This was, of course, a series of rather big decisions as Skånetrafiken went from procuring a ticketing system (including maintenance and services) from “outside” their organization to incorporate not just a new ticketing system but also the knowledge, resources and personnel needed to develop and manage such a system. The existing assemblage was challenged and connections between new actors and new kinds of knowledge had to be forged and stabilized. The impact of this organizational turn toward in-house app development also went beyond Skånetrafikens’ organization. The decisions meant that neighboring regions would be excluded from the system, at least initially as their contracts with their provider (same as Skånetrafiken) run for a few more years. Ticket-integration (between the regions) would be sacrificed in the short term, but in the long term the plan was to invite them to collaborate and use the same IT-architecture and app as Skånetrafiken. However, due to Skånetrafiken’s decision to develop its own app, the former provider stopped supporting the existing system, which, of course, had a disastrous impact on the neighboring regions, who were locked into, and dependent on, that system.
Similar to Västtrafik, Skånetrafiken left their own IT department out of the process and decided to recruit new staff and place them in a newly launched Development Lab. There, they worked on the IT-architecture, revising the price zone system and developing an app. When staffing this lab, Skånetrafiken cherry-picked what was perceived as necessary in terms of resources and skills to assemble an app development team, John told us. In hindsight, this way of organizing digitalization has been regarded as successful, and subsequently been formalized into a “model for digital development” in Skånetrafiken’s entire organization. In essence, this model is a purchase-provider model where specifications are formulated by a group of executives and the work (in terms of coding, designing and implementing) is provided by a team of procured consultants (temporarily) assembled according to what is needed. The organizational configuration for how to develop an app has, as such, influenced large parts of Skånetrafiken, way beyond the people (and the digital artifact) involved in the development of this specific app.
The app-making assemblage grew in organizational complexity rather rapidly. To start with, the app project was accompanied with a backend project. So, the app initially generated two projects—one focusing on the software application as met by the traveler using a phone or computer, and one focusing on the data/information “behind the scene,” the IT-architecture. Both projects required knowledge and resources beyond Skånetrafiken’s ordinary staff (or at least that was how they argued), so great efforts were placed to incorporate new knowledge and expertise into the app development. However, two years in, the complexity of the app grew and two more projects had to be assembled, one dealing with customer accounts and the other directing the attention to different so-called sales channels. In terms of organizing, this meant that people who earlier worked with sales and accounts in more general terms (or in relation to traditional forms of tickets) now worked with a specific focus of sales and customer accounts in relation to the app, and this also called for more consultants to be procured.
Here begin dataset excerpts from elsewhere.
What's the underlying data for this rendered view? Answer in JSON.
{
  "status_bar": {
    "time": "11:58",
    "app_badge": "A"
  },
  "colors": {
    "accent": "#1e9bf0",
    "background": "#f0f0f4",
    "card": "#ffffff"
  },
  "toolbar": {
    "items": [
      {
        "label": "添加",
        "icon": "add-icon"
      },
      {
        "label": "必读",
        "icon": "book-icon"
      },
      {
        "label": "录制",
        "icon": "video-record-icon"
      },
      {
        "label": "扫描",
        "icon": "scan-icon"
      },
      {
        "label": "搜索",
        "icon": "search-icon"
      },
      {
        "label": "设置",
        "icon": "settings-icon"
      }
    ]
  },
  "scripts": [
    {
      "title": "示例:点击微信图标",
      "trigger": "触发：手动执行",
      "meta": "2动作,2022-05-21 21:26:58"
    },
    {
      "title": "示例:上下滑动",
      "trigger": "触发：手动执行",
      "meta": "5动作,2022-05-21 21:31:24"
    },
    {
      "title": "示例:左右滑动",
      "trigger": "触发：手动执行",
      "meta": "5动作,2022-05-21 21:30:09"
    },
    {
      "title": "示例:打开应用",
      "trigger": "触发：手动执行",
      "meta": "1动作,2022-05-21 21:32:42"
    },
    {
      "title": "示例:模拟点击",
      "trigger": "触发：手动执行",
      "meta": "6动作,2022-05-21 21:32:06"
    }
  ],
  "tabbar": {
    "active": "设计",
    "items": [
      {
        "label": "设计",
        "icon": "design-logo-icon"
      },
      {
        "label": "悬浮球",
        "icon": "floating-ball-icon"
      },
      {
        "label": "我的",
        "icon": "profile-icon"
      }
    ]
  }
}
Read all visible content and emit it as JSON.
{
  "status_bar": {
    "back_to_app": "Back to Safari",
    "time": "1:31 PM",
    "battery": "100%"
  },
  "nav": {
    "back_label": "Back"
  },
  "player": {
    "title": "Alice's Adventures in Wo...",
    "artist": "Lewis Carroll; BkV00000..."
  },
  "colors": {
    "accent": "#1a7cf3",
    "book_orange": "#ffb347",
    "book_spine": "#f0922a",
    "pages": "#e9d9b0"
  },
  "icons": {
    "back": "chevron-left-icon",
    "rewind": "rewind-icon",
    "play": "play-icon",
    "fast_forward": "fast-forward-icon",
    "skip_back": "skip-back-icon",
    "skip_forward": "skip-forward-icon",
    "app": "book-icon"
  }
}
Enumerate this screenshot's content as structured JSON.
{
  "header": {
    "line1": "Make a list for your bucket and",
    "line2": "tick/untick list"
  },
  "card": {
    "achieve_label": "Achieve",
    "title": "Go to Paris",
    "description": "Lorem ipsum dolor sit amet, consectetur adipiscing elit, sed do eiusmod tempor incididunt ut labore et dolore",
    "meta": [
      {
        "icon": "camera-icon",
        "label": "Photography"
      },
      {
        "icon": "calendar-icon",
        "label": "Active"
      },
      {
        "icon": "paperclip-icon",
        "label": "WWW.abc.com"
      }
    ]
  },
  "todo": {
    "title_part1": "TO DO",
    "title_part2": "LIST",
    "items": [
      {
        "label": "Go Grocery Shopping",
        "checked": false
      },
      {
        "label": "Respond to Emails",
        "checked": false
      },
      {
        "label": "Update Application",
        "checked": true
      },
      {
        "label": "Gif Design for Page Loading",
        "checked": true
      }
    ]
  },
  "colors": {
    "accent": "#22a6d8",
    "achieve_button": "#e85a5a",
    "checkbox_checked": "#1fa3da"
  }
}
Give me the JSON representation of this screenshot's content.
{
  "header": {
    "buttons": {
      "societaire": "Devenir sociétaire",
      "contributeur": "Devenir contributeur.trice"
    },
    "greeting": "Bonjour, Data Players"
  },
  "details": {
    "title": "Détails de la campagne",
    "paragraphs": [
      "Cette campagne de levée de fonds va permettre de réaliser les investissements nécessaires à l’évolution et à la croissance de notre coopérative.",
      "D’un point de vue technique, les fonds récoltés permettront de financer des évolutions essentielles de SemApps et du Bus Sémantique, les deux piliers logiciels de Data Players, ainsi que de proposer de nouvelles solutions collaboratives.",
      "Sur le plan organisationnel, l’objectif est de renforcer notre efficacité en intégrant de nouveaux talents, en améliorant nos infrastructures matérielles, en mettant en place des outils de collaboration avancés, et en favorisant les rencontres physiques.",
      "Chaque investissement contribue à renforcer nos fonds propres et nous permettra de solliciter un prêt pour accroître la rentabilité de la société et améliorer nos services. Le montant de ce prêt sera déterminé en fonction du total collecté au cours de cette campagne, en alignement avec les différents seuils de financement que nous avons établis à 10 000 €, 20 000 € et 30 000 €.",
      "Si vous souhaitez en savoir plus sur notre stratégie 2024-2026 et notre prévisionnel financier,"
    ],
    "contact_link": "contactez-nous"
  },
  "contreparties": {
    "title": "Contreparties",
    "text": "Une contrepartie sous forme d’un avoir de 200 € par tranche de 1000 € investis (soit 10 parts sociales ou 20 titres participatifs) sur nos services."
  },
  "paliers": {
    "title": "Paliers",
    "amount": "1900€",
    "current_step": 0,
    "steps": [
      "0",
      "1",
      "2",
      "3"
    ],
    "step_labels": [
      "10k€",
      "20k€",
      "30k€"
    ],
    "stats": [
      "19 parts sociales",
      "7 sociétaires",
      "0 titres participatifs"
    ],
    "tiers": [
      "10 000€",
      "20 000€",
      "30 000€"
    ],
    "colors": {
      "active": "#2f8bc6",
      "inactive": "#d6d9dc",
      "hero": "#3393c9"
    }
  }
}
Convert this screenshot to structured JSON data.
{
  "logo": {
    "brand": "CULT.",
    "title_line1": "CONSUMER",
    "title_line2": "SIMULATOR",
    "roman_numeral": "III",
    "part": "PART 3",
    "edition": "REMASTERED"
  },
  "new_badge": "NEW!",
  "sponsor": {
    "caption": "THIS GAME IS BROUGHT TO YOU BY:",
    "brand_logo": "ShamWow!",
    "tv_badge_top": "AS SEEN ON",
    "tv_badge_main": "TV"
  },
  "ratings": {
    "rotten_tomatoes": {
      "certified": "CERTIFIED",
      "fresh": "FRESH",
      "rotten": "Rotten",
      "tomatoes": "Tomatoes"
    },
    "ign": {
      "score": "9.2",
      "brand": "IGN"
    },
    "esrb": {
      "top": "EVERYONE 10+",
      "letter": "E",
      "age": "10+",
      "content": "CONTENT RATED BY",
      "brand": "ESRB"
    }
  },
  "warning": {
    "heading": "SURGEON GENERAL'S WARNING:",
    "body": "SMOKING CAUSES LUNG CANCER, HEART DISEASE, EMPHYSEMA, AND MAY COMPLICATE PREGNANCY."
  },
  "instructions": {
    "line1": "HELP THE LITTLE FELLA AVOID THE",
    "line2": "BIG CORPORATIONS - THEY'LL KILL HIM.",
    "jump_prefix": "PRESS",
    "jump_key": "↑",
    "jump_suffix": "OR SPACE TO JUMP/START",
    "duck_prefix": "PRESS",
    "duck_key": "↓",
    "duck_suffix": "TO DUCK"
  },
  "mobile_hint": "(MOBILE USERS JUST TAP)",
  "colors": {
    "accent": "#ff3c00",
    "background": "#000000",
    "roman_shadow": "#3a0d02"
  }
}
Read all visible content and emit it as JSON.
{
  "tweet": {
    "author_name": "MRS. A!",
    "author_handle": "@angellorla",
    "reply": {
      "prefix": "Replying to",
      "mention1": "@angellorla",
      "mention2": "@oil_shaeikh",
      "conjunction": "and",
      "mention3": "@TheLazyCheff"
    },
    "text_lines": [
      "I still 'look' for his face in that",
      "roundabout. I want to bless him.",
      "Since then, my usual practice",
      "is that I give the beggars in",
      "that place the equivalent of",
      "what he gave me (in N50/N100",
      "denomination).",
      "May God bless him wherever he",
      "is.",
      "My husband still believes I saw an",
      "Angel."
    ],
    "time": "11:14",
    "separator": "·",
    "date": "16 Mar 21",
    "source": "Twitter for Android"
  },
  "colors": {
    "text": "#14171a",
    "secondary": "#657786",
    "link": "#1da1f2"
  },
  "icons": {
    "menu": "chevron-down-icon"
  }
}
While the app-making assemblage evolved over time and could be described as a compartmentalization of Skånetrafiken, not least as the organization was divided into different projects with specific objectives and goals as well as specific budgets, personnel and timeframes, its activities were at the same time in many respects governed by the agential forces inscribed into the digital artifact—the app. So, the app spawned four different but closely interrelated projects—agency was distributed between several components, and as such the need for coordination arose and an overarching program was put in place and added on top of the four projects. New people also had to be employed to coordinate these projects, including a program manager, a coordinator, a test and release manager and an information architect. However, four different projects (and a program) also meant four (at least) different conceptions of what the app is or should be. Each project had, in some sense, a different problematization of the app or different relationship to the app and perceived it somewhat differently illustrating the heterogeneous features of such an assemblage that holds together without each component losing its distinctive character (see Allen, 2011).
As the assemblage stabilized in this organizational set up, a first official release of the app came in 2017. This was a rather simple app where users could search for trips and buy single-journey tickets. Later, a series of functions were added. During the first 3 years, the app operated alongside the card-based ticketing system at the same time as users were encouraged to transfer to the app. In the beginning of 2021, tickets were sold only via the app and users not yet transferred from the old system had to visit a customer service center to do so. This caused hourly-long cues and a wave of criticism against Skånetrafiken.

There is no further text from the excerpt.